DIARIOS DE ALEJANDRA PIZARNIK
la flor es la voz de la tierra
Alejandra Pizarnik fue, sin duda, una "poeta maldita", si entendemos por maldito a quien desafía las normas sociales y se adentra en los territorios de la muerte, la locura y la desesperación. Sus Diarios son una inmersión cruda e intensa en la mente de una de las poetas más desgarradoras de la literatura latinoamericana. Aunque leer estos textos puede sentirse como una intrusión, se puede pensar que hablaba consigo misma, pero también con un lector indeterminado, consciente de que su obra podría trascender. La constante presencia de la muerte y el suicidio refleja su preocupación por el legado que dejaría.
"Sé, de una manera visionaria, que moriré de poesía. Esto no lo comprendo perfectamente, es vago, es lejano, pero lo sé y lo aseguro. Tal vez ya sienta los síntomas iniciales: dolor en donde se respira, sensación de estar perdiendo mucha sangre por alguna herida que no ubico..."
Pizarnik se despoja de todo artificio y expone su fragilidad emocional, sus deseos, su relación con la lucidez y el abismo, y su constante autodestrucción. Sus Diarios son testigos de una profunda soledad, el sufrimiento y la lucha por llegar a una identidad poética inalcanzable. Para ella, la escritura era una forma de existir, pero también su condena.
Anhelaba el amor en todas sus formas: incondicional, redentor, apasionado. En sus textos, se percibe una necesidad de ser entendida, aceptada y amada con la misma intensidad con la que amaba. Sin embargo, su relación con el amor estuvo marcada por una contradicción devastadora. Aunque deseaba ser amada, sentía que no podía sostener esos vínculos, aislándose y saboteando las relaciones.

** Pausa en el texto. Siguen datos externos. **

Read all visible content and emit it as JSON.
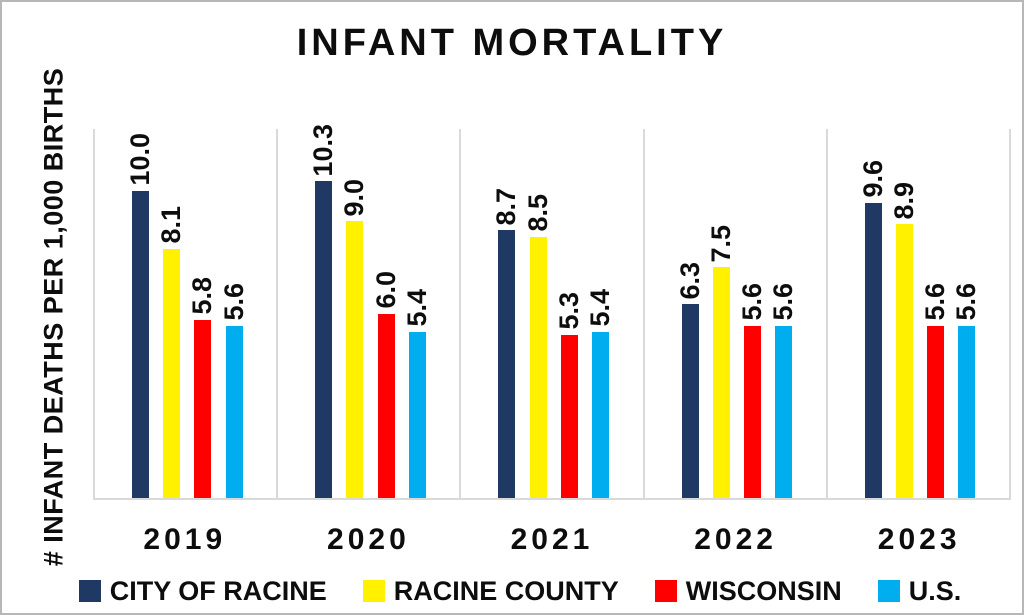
{
  "chart_data": {
    "type": "bar",
    "title": "INFANT MORTALITY",
    "xlabel": "",
    "ylabel": "# INFANT DEATHS PER 1,000 BIRTHS",
    "categories": [
      "2019",
      "2020",
      "2021",
      "2022",
      "2023"
    ],
    "series": [
      {
        "name": "CITY OF RACINE",
        "color": "#1F3864",
        "values": [
          10.0,
          10.3,
          8.7,
          6.3,
          9.6
        ]
      },
      {
        "name": "RACINE COUNTY",
        "color": "#FFF100",
        "values": [
          8.1,
          9.0,
          8.5,
          7.5,
          8.9
        ]
      },
      {
        "name": "WISCONSIN",
        "color": "#FF0000",
        "values": [
          5.8,
          6.0,
          5.3,
          5.6,
          5.6
        ]
      },
      {
        "name": "U.S.",
        "color": "#00AEEF",
        "values": [
          5.6,
          5.4,
          5.4,
          5.6,
          5.6
        ]
      }
    ],
    "ylim": [
      0,
      12
    ],
    "y_axis_tick_labels": "hidden",
    "gridlines": "vertical category separators only",
    "gridline_color": "#D9D9D9",
    "legend_position": "bottom",
    "value_labels": {
      "shown": true,
      "rotation_deg": 90,
      "decimals": 1
    },
    "text_color": "#0D0D0D",
    "background_color": "#FFFFFF",
    "frame_border_color": "#B7B7B7"
  }
}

Su sensibilidad exacerbada le hacía sentir que ningún amor podría llenar el vacío que habitaba en su interior. La depresión y la angustia existencial se interponían en su búsqueda de paz, creando una barrera entre ella y el amor genuino de los demás.
A pesar de contar con el cariño de amigos y figuras como Cortázar, Silvina Ocampo y Olga Orozco, la autodestrucción de Pizarnik la hacía rechazar lo que más deseaba. Esta contradicción, entre querer amar y no saber cómo salvarse, fue una de las grandes tragedias de su vida y una de las razones por las que su obra sigue conmocionando con tanta fuerza.
"En cuánto a escribir, sé que escribo bien y eso es todo. Pero no me sirve para que me quieran."
Su etapa en París (1960-1964) representó una de las mejores épocas de su vida, donde encontró una oportunidad para crecer y consolidarse como escritora. En la ciudad, estudió en la Sorbona, conoció a escritores admirados y se sintió parte de un ambiente cultural estimulante. Fue allí donde escribió Árbol de Diana (1962), un libro que marcó su madurez poética. Aunque París le ofreció momentos de crecimiento creativo, su fragilidad emocional y su tendencia autodestructiva siguieron presentes, y, en 1964, regresó a Buenos Aires sintiendo que su búsqueda no había terminado.
"Cuando leyó un poema mío (muy doloroso) me dijo que se sintió mejor, que mi poema fue como un bálsamo para ella. Y yo pensé que tal vez la poesía sirve para esto, para que en una noche lluviosa y helada alguien vea escrito en unas líneas su confusión inenarrable y su dolor."
"Pasa que si no escribo poemas no acepto vivir, vivirme. Pasa que la condición de mi cuerpo vivo y moviente es la poesía. Pasa que si no escribo no me dejo, no me dejaré nunca vivir para otra cosa."
"Hoy, sin embargo, confío en mi fuerza. Estoy definitivamente sola y confío en mi fuerza. Debería escucharme con más respeto."
A pesar de los éxitos literarios y el reconocimiento de obras como Extracción de la piedra de locura (1968) y El infierno musical (1971), su salud mental se deterioró gravemente. Sus depresiones se intensificaron, y la escritura se volvió más oscura y fragmentada, reflejando su desesperación y obsesión con la muerte. En 1972, tras una breve salida de un hospital psiquiátrico, se quitó la vida con una sobredosis de barbitúricos, dejando una obra breve pero profundamente poderosa, donde su deseo de vivir y su atracción por la muerte convivieron hasta el final.
Leer sus Diarios es mirar en un espejo quebrado, donde cada fragmento revela una verdad inquietante y hermosa. Es una obra imprescindible para entender el universo interior de una poeta eclíptica cuya voz sigue estremeciendo con cada palabra.
"Una noche, en el jardín de lilas, quise decírtelo; no me dejaste. Hiciste bien, había que defender la noche, las lías y el silencio. Ahora no puedo no decírtelo."